Simultaneous determination of six active components by a single standard to determine multicomponents combined with fingerprint analysis for the quality control of Rhizoma Chuanxiong.

To control the quality of Rhizoma Chuanxiong, a method based on high-performance liquid chromatography method coupled with diode array detection was developed for the quantitative analysis of six active ingredients using a single standard to determine multi-components and chemical fingerprint analysis for the first time. The separation was performed on an Agilent Zorbax SB-C18 column by gradient elution with methanol and aqueous phase (containing 0.5% glacial acetic acid) at a flow rate of 1.0 mL/min. The UV wavelength was set at 274 nm. This assay was fully validated with respect to precision, repeatability, and accuracy. All calibration curves showed good linearity (R(2) > 0.9994) within test ranges. The limit of detection and limit of quantification were lower than 0.01 and 0.03 µg/mL, respectively.

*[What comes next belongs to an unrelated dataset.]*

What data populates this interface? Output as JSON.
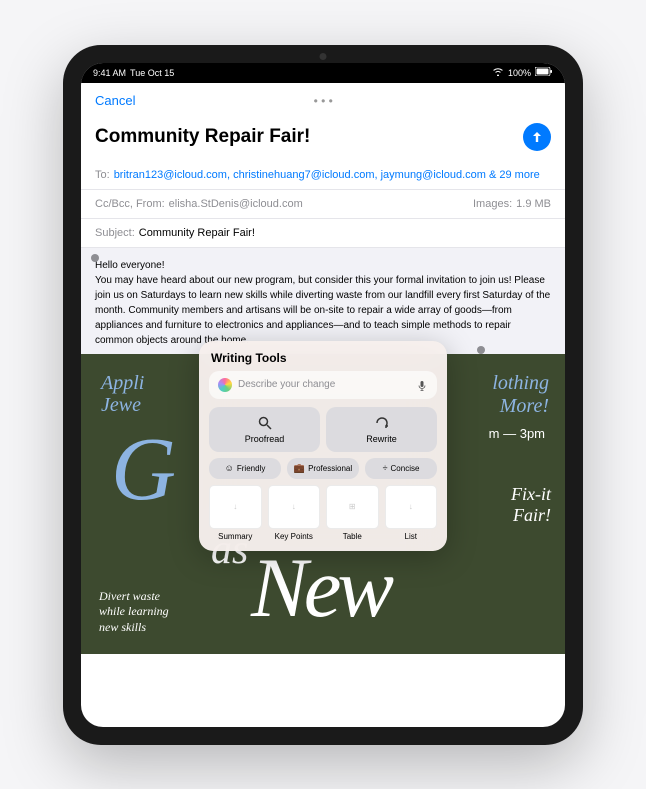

The relative standard deviation for repeatability and the intermediate precision of six analytes were less than 1.6 and 2.5%, respectively, the overall recovery was 96.1-103.1%. In addition, fingerprint chromatography using hierarchical clustering analysis and similarity analysis was performed to differentiate and classify the samples. The method described here could provide a more comprehensive and reasonable scientific assessment of the quality of Rhizoma Chuanxiong. Therefore, the strategy is feasible, credible, and is easily and effectively adapted for evaluating the quality control of Rhizoma Chuanxiong.